Senior Data Engineer, Tink

15. Managing workflows at scale

How to build and maintain thousands of pipelines in the organisation? What are the biggest pain points in orchestrating hundreds of ETLs? What open source and managed solutions are available?

Paweł Kupidura

Data Engineer, Bolt

16. Stream processing engines – features, performance, comparison

Streaming systems are gaining more and more attention and we don’t expect this trend to slow down. Currently there are a few engines on the market. At this roundtable we will share our knowledge about similarities and differences among them in various areas. What are the strengths, weaknesses and constraints of each of them?

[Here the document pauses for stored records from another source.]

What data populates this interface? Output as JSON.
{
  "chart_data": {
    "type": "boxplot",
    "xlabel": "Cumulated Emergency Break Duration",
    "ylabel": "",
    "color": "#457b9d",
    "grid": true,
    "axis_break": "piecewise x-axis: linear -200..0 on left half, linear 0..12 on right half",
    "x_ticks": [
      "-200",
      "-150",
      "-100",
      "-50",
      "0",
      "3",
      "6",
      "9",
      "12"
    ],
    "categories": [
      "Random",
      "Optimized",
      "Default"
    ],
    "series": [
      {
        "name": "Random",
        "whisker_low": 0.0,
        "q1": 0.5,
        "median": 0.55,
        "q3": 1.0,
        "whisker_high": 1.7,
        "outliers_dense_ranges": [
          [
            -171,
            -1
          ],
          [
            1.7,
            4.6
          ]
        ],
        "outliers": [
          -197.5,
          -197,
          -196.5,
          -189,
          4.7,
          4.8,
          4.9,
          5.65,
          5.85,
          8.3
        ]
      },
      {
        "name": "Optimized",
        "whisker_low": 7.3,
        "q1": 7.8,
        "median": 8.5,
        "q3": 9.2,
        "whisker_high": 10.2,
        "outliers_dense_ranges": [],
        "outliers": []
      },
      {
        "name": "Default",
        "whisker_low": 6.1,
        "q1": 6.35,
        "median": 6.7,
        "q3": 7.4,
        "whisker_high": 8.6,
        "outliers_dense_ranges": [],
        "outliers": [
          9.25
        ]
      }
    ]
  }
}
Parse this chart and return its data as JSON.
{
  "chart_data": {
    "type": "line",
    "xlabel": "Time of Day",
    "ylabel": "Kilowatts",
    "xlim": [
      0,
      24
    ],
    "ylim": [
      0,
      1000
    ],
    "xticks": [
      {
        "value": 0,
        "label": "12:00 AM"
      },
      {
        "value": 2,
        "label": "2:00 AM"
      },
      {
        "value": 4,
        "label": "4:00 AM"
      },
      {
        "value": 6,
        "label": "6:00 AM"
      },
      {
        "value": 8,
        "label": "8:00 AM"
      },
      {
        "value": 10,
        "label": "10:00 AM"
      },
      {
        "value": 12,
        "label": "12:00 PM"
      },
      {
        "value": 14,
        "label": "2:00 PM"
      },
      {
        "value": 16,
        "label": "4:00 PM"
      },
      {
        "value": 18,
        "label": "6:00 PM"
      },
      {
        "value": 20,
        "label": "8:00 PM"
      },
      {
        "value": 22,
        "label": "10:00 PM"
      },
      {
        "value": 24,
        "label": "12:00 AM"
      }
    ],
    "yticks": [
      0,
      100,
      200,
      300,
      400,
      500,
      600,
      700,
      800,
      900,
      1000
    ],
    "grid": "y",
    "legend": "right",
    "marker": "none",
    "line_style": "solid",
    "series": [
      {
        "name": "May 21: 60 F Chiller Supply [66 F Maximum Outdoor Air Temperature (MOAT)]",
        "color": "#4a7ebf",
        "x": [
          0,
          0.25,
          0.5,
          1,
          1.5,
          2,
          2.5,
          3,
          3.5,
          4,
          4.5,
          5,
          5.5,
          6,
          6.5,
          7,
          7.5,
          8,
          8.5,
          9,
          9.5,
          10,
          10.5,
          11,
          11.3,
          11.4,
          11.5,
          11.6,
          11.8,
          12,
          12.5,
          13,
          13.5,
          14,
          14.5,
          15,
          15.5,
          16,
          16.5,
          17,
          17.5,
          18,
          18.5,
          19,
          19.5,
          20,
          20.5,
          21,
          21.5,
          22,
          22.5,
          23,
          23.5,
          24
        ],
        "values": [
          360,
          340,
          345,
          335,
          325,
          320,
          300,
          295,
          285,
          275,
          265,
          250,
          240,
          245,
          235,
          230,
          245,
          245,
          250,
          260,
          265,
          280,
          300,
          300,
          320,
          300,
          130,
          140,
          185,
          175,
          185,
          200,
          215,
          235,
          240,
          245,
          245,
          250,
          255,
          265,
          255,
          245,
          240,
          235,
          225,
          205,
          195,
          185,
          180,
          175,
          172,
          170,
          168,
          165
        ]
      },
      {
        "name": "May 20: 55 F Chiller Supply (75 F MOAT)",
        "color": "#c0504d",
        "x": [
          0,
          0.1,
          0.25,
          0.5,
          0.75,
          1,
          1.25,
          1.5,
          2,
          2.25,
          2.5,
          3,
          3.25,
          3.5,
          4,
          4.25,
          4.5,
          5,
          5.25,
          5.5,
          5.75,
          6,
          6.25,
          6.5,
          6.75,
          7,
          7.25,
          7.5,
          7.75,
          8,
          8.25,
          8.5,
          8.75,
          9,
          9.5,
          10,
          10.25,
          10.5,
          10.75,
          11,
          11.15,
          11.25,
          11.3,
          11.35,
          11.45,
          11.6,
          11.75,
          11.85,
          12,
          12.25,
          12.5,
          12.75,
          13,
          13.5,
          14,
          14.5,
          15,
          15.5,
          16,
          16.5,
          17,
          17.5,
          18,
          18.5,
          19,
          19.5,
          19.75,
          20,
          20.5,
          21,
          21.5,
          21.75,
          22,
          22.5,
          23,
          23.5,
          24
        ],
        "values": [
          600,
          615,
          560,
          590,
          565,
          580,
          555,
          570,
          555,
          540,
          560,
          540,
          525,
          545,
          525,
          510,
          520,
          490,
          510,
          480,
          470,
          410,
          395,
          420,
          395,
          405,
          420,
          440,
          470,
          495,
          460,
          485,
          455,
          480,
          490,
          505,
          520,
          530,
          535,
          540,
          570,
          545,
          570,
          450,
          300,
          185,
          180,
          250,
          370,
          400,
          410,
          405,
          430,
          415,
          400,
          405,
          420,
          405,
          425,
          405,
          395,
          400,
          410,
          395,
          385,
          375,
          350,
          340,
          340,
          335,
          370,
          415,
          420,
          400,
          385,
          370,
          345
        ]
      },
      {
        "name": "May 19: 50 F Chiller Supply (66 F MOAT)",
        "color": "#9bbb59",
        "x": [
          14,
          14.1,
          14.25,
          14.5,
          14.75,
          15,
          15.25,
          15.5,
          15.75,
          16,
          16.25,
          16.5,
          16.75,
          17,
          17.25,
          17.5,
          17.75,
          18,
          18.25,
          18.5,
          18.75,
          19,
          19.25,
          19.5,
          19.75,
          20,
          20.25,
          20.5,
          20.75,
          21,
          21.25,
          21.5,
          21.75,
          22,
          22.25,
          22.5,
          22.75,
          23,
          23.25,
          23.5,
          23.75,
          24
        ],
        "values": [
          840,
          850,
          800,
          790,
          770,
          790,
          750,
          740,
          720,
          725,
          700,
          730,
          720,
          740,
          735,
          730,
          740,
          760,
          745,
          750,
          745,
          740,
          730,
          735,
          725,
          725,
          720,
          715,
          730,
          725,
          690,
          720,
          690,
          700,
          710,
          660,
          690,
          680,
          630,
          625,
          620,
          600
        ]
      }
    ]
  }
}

Is there a niche for each of them or maybe a final winner should emerge?
Let’s share our experiences in using streaming engines as well as our predictions about their future.

Marek Maj

Big Data Engineer, GetInData

17. Data Auditing

Have you ever encountered a situation when your pipeline (or system) produced less (or more) data than expected? Has it lost your data? Or maybe that data has never reached the source you read (or reached, but delayed too much)? Have you ever seen too many empty (or NULL) fields? Or a field called `age` with negative values? Or maybe you encrypted some data thoroughly enough, that no one could read (decrypt) that data anymore? Last, but not least, what to do if you detect a problem (or, do you even monitor your data? Do you have any alerts set?). Can you backfill, mutate or leave a wrong dataset? Let’s talk about different ways to ensure that data you produce makes sense.

Bartosz Janota

Senior Data Engineer, Bolt

17.40 - 17.55

Coffee break

17.55 - 18.25

Panel discussion: Ways to make large-scale ML actually work

Despite the spread of dedicated AI platforms, ready-to-use ML libraries and tons of data available, running successful large-scale AI/ML projects still faces technical and organizational challenges. According to some studies, 8 out of 10 such projects fail. This panel will explore the necessary technical prerequisites that a company should introduce to build ML-based solutions efficiently. This includes, for example, organizing the data (e.g. data discovery, data lineage, data quality), experimenting with models (e.g. notebooks, libraries, collaboration), one-click-deployment of a model (e.g. AI/ML platforms, infrastructure) and more. While many of these challenges are not that hard when working with small data, everything gets more complex & time-consuming when the data and scale is larger.

Host:

Marcin Choiński

Head of Big Data & Analytics Ecosystem, TVN

Panelists:

Josh Baer

Product Lead, Machine Learning Platform, Spotify

Marek Wiewiórka

Big Data Architect, GetInData

Paweł Zawistowski

Lead Data Scientist, Adform, Assistant Professor, Warsaw University of Technology

18.25 - 18.40

Closing & Summary

Przemysław Gamdzyk

CEO & Meeting Designer, Evention

19.00 - 22.00

Networking party for all participants and speakers

At the end of the conference we would like to invite all the attendees for the informal evening meeting at “Dekada” Club , which is located at the Grójecka 19/25, 02-021 Warszawa.